Now, consider the looming shopping list. From different candidates, there are promises of college debt forgiveness, government-provided healthcare for all, free two-year technical college education, expanded maternity leave and preschool child care, increased farmer subsidies, more miles of border fences, and higher government spending to increase ownership of electric vehicles. And this just begins to explain why more GDP growth would help to fill the political Santa’s sled.

And now, back to the data. How does our current GDP growth challenge compare with past years? The nearby bar chart shows quarterly growth rates for the labor force and productivity summed together for the years 1990 through 2019’s third quarter.

Yandle GDP Graph.jpg

For reasons already mentioned, the summed values set the speed limit for GDP growth. In the most recent period, the limit is close to 2.5%. Looking back, we can see just how pale this number compares with earlier periods. Consider the early 2000s, when the combined value was regularly soaring above 4%. Inspection tells us that those higher levels were driven mainly by productivity improvements. After all, this was the time of the IT revolution. But, we can also see that there was high growth in the labor force. The baby boomers were coming on hard, and the immigration gates were not so firmly closed.
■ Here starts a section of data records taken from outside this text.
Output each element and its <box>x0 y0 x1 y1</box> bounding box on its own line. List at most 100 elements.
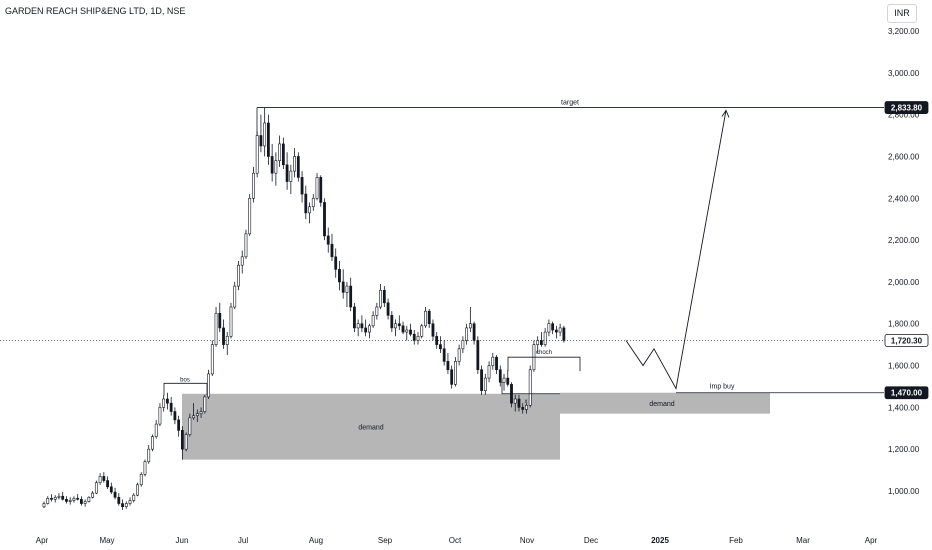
candle-body <box>109 486 113 493</box>
candle <box>98 473 102 485</box>
candle <box>61 492 65 501</box>
candle <box>188 413 192 437</box>
candle <box>46 496 50 505</box>
zones-layer: demand demand <box>0 340 884 460</box>
candle-body <box>252 172 255 199</box>
candle <box>330 233 334 261</box>
candle <box>143 459 147 477</box>
price-label: 1,720.30 <box>884 333 929 347</box>
candle-body <box>521 407 525 410</box>
candle <box>300 171 304 203</box>
price-label-box <box>884 333 929 347</box>
candle-body <box>547 323 551 333</box>
candle <box>296 152 300 182</box>
candle-body <box>446 361 450 371</box>
candle-body <box>113 491 117 498</box>
candle-body <box>442 348 446 362</box>
candle <box>128 497 132 506</box>
candle-body <box>416 335 420 341</box>
candle-body <box>480 369 483 391</box>
candle <box>184 432 188 452</box>
candle-body <box>106 480 109 488</box>
candle-body <box>495 356 498 371</box>
candle-body <box>207 373 210 398</box>
candle <box>468 307 472 333</box>
candle-body <box>50 498 53 500</box>
candle-body <box>184 434 188 450</box>
candle <box>169 396 173 416</box>
candle <box>139 472 143 487</box>
candle <box>68 497 72 505</box>
candle-body <box>98 476 102 483</box>
candle-body <box>450 369 454 385</box>
candle <box>345 281 349 307</box>
candle-body <box>229 306 233 337</box>
time-axis: Apr May Jun Jul Aug Sep Oct Nov Dec 2025 Feb Mar Apr <box>36 536 878 545</box>
candle <box>308 202 311 224</box>
price-label-text: 1,470.00 <box>891 389 923 398</box>
candle <box>199 407 203 418</box>
candle <box>349 277 353 312</box>
candle-body <box>300 177 304 195</box>
candle <box>525 403 528 414</box>
x-tick-label: Oct <box>449 536 462 545</box>
candle <box>266 114 270 165</box>
candle-body <box>375 306 379 316</box>
candle-body <box>173 411 177 421</box>
candle <box>121 499 124 510</box>
candle-body <box>222 327 225 345</box>
candle <box>416 332 420 345</box>
candle <box>248 194 252 236</box>
x-mark-label: x <box>525 399 528 405</box>
y-tick-label: 2,000.00 <box>888 278 920 287</box>
candle-body <box>210 344 214 375</box>
candle <box>390 311 394 333</box>
y-tick-label: 3,000.00 <box>888 69 920 78</box>
candle-body <box>502 377 506 383</box>
candle-body <box>233 285 237 308</box>
candle <box>244 229 248 259</box>
candle <box>80 496 83 506</box>
candle <box>109 482 113 495</box>
candle-body <box>278 143 282 161</box>
candle <box>353 302 356 333</box>
candle-body <box>315 177 319 199</box>
candle-body <box>435 335 439 345</box>
candle <box>435 332 439 349</box>
candle-body <box>225 335 229 345</box>
y-tick-label: 1,400.00 <box>888 403 920 412</box>
price-axis: 1,000.00 1,200.00 1,400.00 1,600.00 1,800.00… <box>884 27 929 496</box>
candle <box>457 344 461 366</box>
candle <box>502 373 506 391</box>
candle-body <box>472 323 476 341</box>
candle <box>547 319 551 337</box>
currency-button[interactable]: INR <box>887 4 917 23</box>
candle <box>147 445 151 464</box>
candle <box>177 415 181 437</box>
candle-body <box>61 495 65 500</box>
candle <box>311 194 315 211</box>
candle <box>195 409 199 422</box>
candle-body <box>68 500 72 502</box>
candle <box>162 394 166 412</box>
candle-body <box>91 492 95 498</box>
candle-body <box>551 323 555 331</box>
candle-body <box>255 135 259 174</box>
x-tick-label: 2025 <box>651 536 669 545</box>
candle <box>375 302 379 320</box>
candle <box>72 496 76 503</box>
bos-label: bos <box>180 377 190 383</box>
candle <box>214 307 218 347</box>
candle-body <box>513 398 517 404</box>
candle <box>42 501 46 509</box>
candle-body <box>266 122 270 157</box>
candle-body <box>558 327 562 333</box>
candle-body <box>371 315 375 327</box>
candle-body <box>65 499 68 502</box>
candle <box>180 426 184 460</box>
candle-body <box>386 302 390 316</box>
price-label: 1,470.00 <box>884 386 929 400</box>
candle-body <box>139 473 143 486</box>
price-label-text: 2,833.80 <box>891 104 923 113</box>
Understanding the apparent limitation on growth in the immediate future and the politician’s proclivity to promise more than our economy can deliver, what words of advice might we offer?
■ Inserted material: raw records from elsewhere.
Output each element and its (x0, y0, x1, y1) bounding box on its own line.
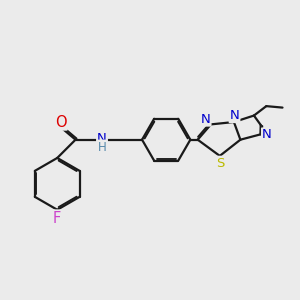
Text: N: N (262, 128, 272, 142)
Text: O: O (55, 115, 67, 130)
Text: F: F (52, 211, 61, 226)
Text: H: H (98, 141, 106, 154)
Text: N: N (230, 109, 239, 122)
Text: S: S (216, 157, 225, 170)
Text: N: N (201, 112, 211, 126)
Text: N: N (97, 132, 107, 145)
It’s simple enough. When designing benefits to be delivered to those who may vote, sprinkle in a few promises that will make the economy more productive, keeping in mind that, in some cases, what frees up the economy may affect some other promises.

To get more GDP growth, think about ways to open the gate to more qualified immigrants who will join the labor force. Consider proposals that will reduce the tax burden that falls on workers who may be thinking about re-entering the labor force. Remember that higher Social Security and Medicare benefits, which may sound good, are funded with payroll taxes that must be paid by workers themselves. Also, keep in mind that mandated benefits of any kind funded with corporate taxes will ultimately limit wage growth.
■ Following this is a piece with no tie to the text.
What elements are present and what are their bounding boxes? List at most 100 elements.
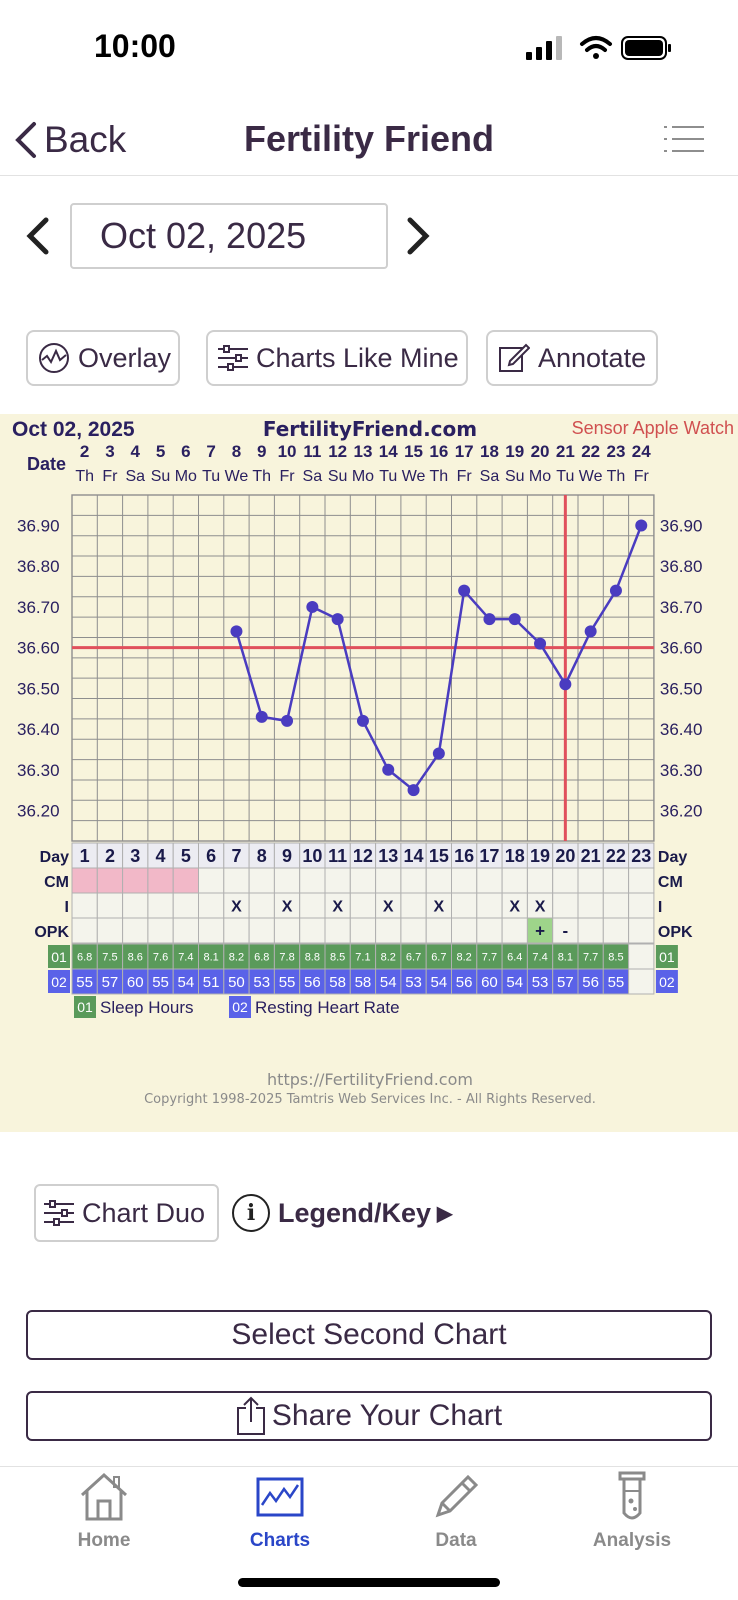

Turning to productivity, think about ways to reduce taxes on capital and on capital gains so that workers will engage with the latest and most lasting capital goods, including the latest computers, software, and energy-conserving technologies.

Maybe it’s time for our aspiring presidents to focus on how to improve economic prosperity so that they can deliver whatever other goodies they promise by way of more GDP growth.

Bruce Yandle is a contributor to the Washington Examiner’s Beltway Confidential blog. He is a distinguished adjunct fellow with the Mercatus Center at George Mason University and dean emeritus of the Clemson University College of Business & Behavioral Science. He developed the “Bootleggers and Baptists” political model.